Motivi dello sciopero dei ricercatori universitari.
Nelle università italiane operano circa 35mila ricercatori e ricercatrici con contratti a tempo determinato, caratterizzati da salari bassi e mancanza di possibilità di stabilizzazione. Molti di loro hanno protestato contro un disegno di legge proposto che vorrebbe introdurre nuove categorie di ricercatori con contratti flessibili, in contrasto con la promessa di maggiori tutele da parte del governo, mai realizzata a causa di limitazioni finanziarie.
Negli ultimi 15 anni, la percentuale di lavoratori precari nelle università è aumentata, passando dal 20% del 2009-2010 al 42% nel 2024. La precarizzazione è iniziata con la riforma del 2010, che ha sostituito i ricercatori a tempo indeterminato con categorie a tempo determinato. Oltre ai ricercatori a tempo determinato, ci sono anche gli assegnisti di ricerca, che lavorano su progetti specifici, ma spesso rimangono per anni in attesa di stabilizzazione, spostandosi tra università senza certezze.
Nel 2022 è stata introdotta una legge che ha abolito alcune tipologie di contratto, sostituendole con un nuovo contratto di ricerca, dotato di più tutele. Tuttavia, la situazione è complessivamente peggiorata, poiché l’attuale governo ha prorogato le vecchie categorie contrattuali, ritardando l’attuazione delle nuove norme. La tempistica di cessazione degli assegni di ricerca per le università è fissata per il 2025.
I nuovi contratti, sebbene più tutelanti, sono limitati dalla mancanza di fondi, poiché le università non possono permetterseli in quantità adeguata rispetto all’aumento dei costi. Le leggi di bilancio hanno portato a una significativa riduzione del fondo di finanziamento ordinario delle università.

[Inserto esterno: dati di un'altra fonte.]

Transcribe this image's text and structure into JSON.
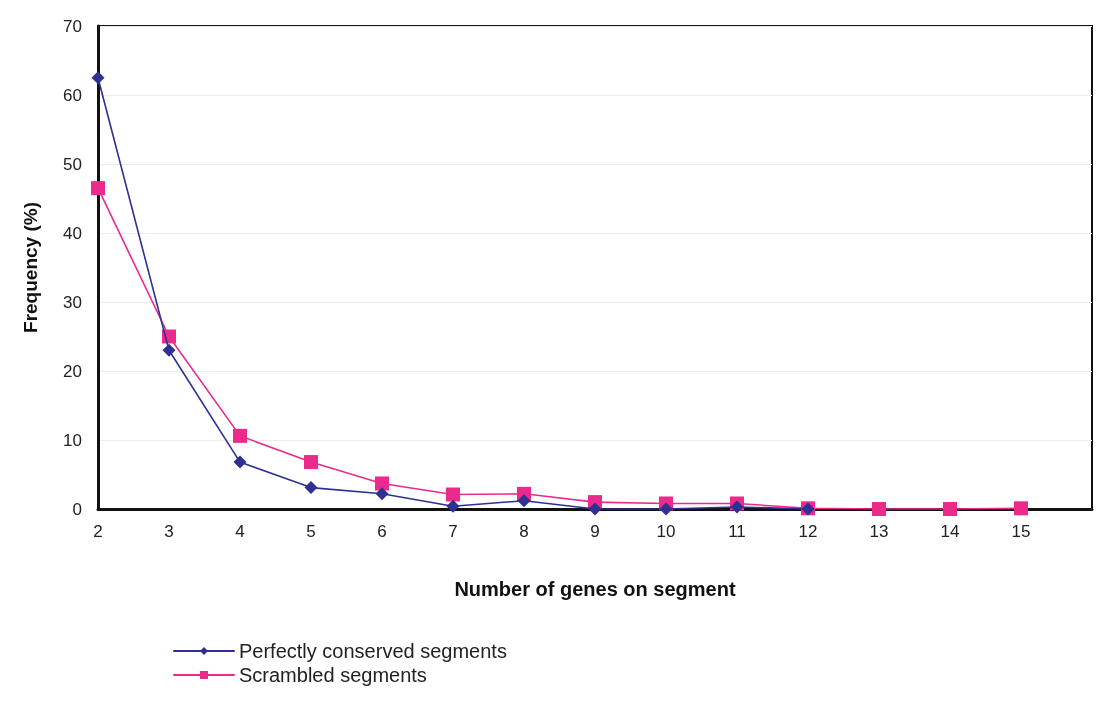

La proposta di riforma prevede categorie come il “professore aggiunto” e contratti post-doc, gestiti senza bandi pubblici. Un’associazione ha sollevato preoccupazioni sulla riforma, ritenendola in contrasto con la stabilizzazione dei precari. Anche il sindacato ha presentato un esposto.
Sostenitori della riforma affermano che l’attuale contratto nazionale limita l’assunzione di ricercatori a causa della sua rigidità e costi, mentre i gruppi di protesta ritengono che i fondi per la ricerca siano insufficienti.
Secondo i dati, l’Italia investe solo l’1,37% del proprio PIL in ricerca, a fronte di un obiettivo europeo del 3%. Solo il 35,6% di questi fondi proviene da istituzioni pubbliche. La protesta continua nelle università, dove si chiedono stabilizzazione, maggiori finanziamenti e la cancellazione della riforma proposta. Tuttavia, per molti ricercatori precari è difficile manifestare, dato che i loro contratti non offrono tutele.